Comment Writer Chelsie Henshaw questions whether we really need an International Men’s Day, arguing that having designated days for certain groups of people is counterproductive overall
Content warning: this article references suicide.
A subject which invokes many debates and opposing views is that of International Men’s Day, which took place on Tuesday 19th November. The day is essentially one to raise awareness of the daily struggles that men face, much like that of International Women’s Day.
The occasion, which has faced a lot of controversy, was introduced for several practical reasons. It aims to highlight mental health illnesses, and more general health issues that men suffer from, as well as the stigma around men speaking out about problems such as domestic and sexual abuse. For example, the male suicide rate is much higher than that of the female rate. According to government statistics, the male suicide rate in the UK is 17.2 deaths per 100,000, compared to the 5.4 deaths per 100,000 for that of the female suicide rate, a significant difference. The highest age suicide-rate is among men aged between 45 and 49. From these statistics, it’s clear that the male suicide rate is an important issue that needs more attention drawn to it. Unfortunately, due to the age-old stereotype that men shouldn’t show their feelings, many feel that they can’t talk to anyone, a key reason for this upsettingly high suicide rate among men. This notion imposed upon men by society that they need to ‘man up’ is ridiculous and extremely detrimental. Therefore, International Men’s Day is to be viewed in a positive light, as it seeks to allow and encourage men to discuss their feelings, which is essential for opening up the conversation about male mental health and ultimately lowering the suicide rates.

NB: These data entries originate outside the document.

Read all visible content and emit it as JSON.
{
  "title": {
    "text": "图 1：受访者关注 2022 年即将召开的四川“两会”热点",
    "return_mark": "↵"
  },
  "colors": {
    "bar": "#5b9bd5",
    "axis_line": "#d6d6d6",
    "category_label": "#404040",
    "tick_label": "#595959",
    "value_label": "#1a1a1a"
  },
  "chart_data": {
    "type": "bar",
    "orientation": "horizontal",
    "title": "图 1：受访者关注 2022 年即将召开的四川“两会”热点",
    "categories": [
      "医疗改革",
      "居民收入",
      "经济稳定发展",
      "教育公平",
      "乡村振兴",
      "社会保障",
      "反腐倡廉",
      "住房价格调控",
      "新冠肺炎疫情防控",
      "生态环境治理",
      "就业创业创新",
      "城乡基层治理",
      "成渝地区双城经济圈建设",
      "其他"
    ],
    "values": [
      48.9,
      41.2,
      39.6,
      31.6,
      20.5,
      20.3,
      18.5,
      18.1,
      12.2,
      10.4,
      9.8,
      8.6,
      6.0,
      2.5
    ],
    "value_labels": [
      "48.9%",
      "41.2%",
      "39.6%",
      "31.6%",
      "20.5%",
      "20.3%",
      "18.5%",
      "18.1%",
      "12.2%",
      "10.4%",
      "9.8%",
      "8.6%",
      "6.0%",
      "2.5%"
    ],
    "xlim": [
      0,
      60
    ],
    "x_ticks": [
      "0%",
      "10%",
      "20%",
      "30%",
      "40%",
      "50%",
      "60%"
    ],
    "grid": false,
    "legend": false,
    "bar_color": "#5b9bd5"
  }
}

Another positive about this day dedicated to men is that it has attracted a large amount of media attention, especially on social media, with many users sharing images and quotes about men needing to speak out. Whilst one may think that all of this attention must surely be a solely positive thing, it’s not necessarily the case, as there are many people who don’t agree with the concept of International Men’s Day. Some think men don’t deserve or need their own day, while others argue that the whole concept of having ‘days’ for different groups just leads to these groups being more ostracised and singled out from society. This is a view that was recently discussed on Good Morning Britain. Comedian Andrew Doyle argued on the show that the day was purely a reaction to International Women’s Day, which was started in order to convey the gender inequalities of society, attempting to work against these. Whilst typically, many will argue that women suffer many more injustices than men, surely a true feminist would support International Men’s Day? The whole idea of feminism is complete equality, so therefore it seems only fair that men can also benefit from an event like that of International Women’s Day.
Although as both Doyle, and viewers of the show argued, the day could be viewed as divisive. Does having a day for a specific group do more harm than good, by emphasising their differences? I think that this question is dependent on the reactions of society, if people use the days to embrace their differences with positivity, then the days can be quite impactful. However, if one focuses simply on the differences and lacks the support from other ‘groups’, then the days could result in negativity.
Personally, I think we should celebrate each person, although I’m not sure that having designated days for specific groups is the way to do this. Whilst they can often be effective, for example, International Men’s Day has been successful in demonstrating the issues men deal with, we shouldn’t be assigning a specific day to celebrate one group. Everyone should be appreciated and listened to daily. By having these days, it makes it much harder for us as a society to see the obvious similarities between us all, despite our gender, race, sexuality and so on. One Twitter user commenting on the debate, stated that they ‘don’t think there should be an international day for anything. We should celebrate each other and ourselves every day’, a view which I agree with, although I must admit it seems slightly unrealistic. Whilst in an ideal, utopian world, everyone would be accepted and treated the same, and we wouldn’t need specific days to acknowledge the need for this, our society is far from this ideal vision. Therefore, I think that whilst International Men’s Day, and all the other designated days, shouldn’t need to exist and can seem to not focus enough on what we all share, until we reach complete equality in our society, they will continue to be celebrated.